October 08 2009
By rights, Michiko should be the happiest girl in finance. On the outside, the power headhunter may seem as meek as a mouse, but scratch the surface and pent-up rage forges though her veins. No one can explain where Michiko’s aura of anger comes from, but everyone agrees that she won’t get anywhere until she does something about it. So when a leaflet lands in her gym locker promoting Body Combat, she sees her chance. Michiko may only be 4ft 10in but in the heart of her Muji unitard lurks the soul of a Samurai, so she might just be able to turn things round by releasing a little aggression in a safe and controlled environment.
According to the leaflet, a Body Combat workout uses a combination of moves taken from karate, kick boxing, tae kwon do and t’ai chi, choreographs them into a series of balletic yet powerful moves, then sets them to a pumping soundtrack. If anything’s going to unleash the beast that burdens Michiko, it’s the chance to do a few high kicks, chop her arms about and indulge in some silent screaming.
Mario is the man in charge today – fresh in from Rio. Michiko can’t decide if it’s the neon leggings and matching trainers combo, the ponytail or the smouldering Latin demeanour that so offends her Zen sensitivities. The rest of the class isn’t much better. To Michiko’s right, a burly great lump of a man – a 6ft-tall, thick-shouldered, thunder-thighed wall of aggression – catches her eye. And winks. Somewhere deep inside, Michiko’s safety valve starts to hiss.
To her left, a spike-haired bleach blonde is jogging on the spot, pumping her arms in the air as if preparing for a prize fight.
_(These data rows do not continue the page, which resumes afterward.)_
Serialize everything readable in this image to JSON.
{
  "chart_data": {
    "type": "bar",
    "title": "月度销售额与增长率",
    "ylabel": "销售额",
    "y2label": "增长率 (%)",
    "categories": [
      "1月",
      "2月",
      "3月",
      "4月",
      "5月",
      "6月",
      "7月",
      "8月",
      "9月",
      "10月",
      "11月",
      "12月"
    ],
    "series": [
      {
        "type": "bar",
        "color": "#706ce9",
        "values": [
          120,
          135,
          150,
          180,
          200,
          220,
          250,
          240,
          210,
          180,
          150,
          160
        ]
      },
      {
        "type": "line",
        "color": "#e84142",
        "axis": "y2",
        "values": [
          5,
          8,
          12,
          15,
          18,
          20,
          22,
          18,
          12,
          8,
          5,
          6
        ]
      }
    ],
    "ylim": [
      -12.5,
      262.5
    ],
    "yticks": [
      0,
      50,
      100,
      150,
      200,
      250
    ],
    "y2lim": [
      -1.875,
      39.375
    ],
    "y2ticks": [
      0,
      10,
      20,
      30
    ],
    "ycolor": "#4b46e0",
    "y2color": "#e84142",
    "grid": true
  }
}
If she came looking for work at the agency, Michiko isn’t sure where she’d place her. The loading bay, perhaps.
Before she can pass further judgment, Mario’s got them all warming up. Soon, hearts are racing, limbs are loosened and bodies are working a carefully executed routine that involves them all stomping, striking, punching and kicking out to a heavy-metal beat. Step, turn, kick; shimmy, shimmy, punch; side, together, pow! Michiko has to admit she’s enjoying herself.
With every beat of the pumping soundtrack, she lashes out longer, kicks up higher, punches through the air harder. Out of the corner of one eye, she notices that The Winker has stopped and is watching her, open-mouthed. She catches his eye, then stops mid-stomp. Something about The Winker’s stare looks familiar. She thought she’d blocked it all out, but his oily glare takes her straight back to the time she took a wrong turn down a dark, dank alley, straight into an aggressive eyeballing. It was the night she lost both her dignity and a Louis Vuitton handbag. She’d always vowed she’d get one of them back. “All right, darlin?” he leers.
Michiko’s safety valve can take no more. She struts, she hops, she shimmies. She takes off, sailing through the air, arms flying, fists flailing, legs kicking. Wham! She makes contact, smack in the heart of the Winker’s dark, dank alley. Within seconds, he’s on the floor, curled in agony.
Mario swoops in to survey the damage, reminding Michiko that the class provides a safe zone and she must do her best to avoid personal contact at all time. Only he doesn’t call her Michiko. He calls her Mosquito.
Nobody calls Michiko Mosquito, and the fiery glare she flashes should have warned Mario to back off. Instead, he steps towards her with the same caution that he’d employ when approaching a rabid dog. Michiko corkscrews on the spot, lashing out with one leg as she uncoils. With perfect timing and exemplary aim, she manages to fell Mario in a swoop.
Loading Bay Girl, who assumes that this is the second phase of the routine, steps forward to try her luck. Kerpow! And is sent spinning through the air. Another instructor appears. Ha-cha! Michiko leaves him for dust (and quite a bit of dribble). Security is called. And swiftly dispatched.
Michiko has hunted down more heads in the past half hour than she has all year. With no more obvious candidates to conquer, she heads for the showers, feeling good about herself for the first time in ages. She hasn’t got her Vuitton bag back, but she feels she’s retained a bit of dignity. Though it’s safe to say she won’t be coming back.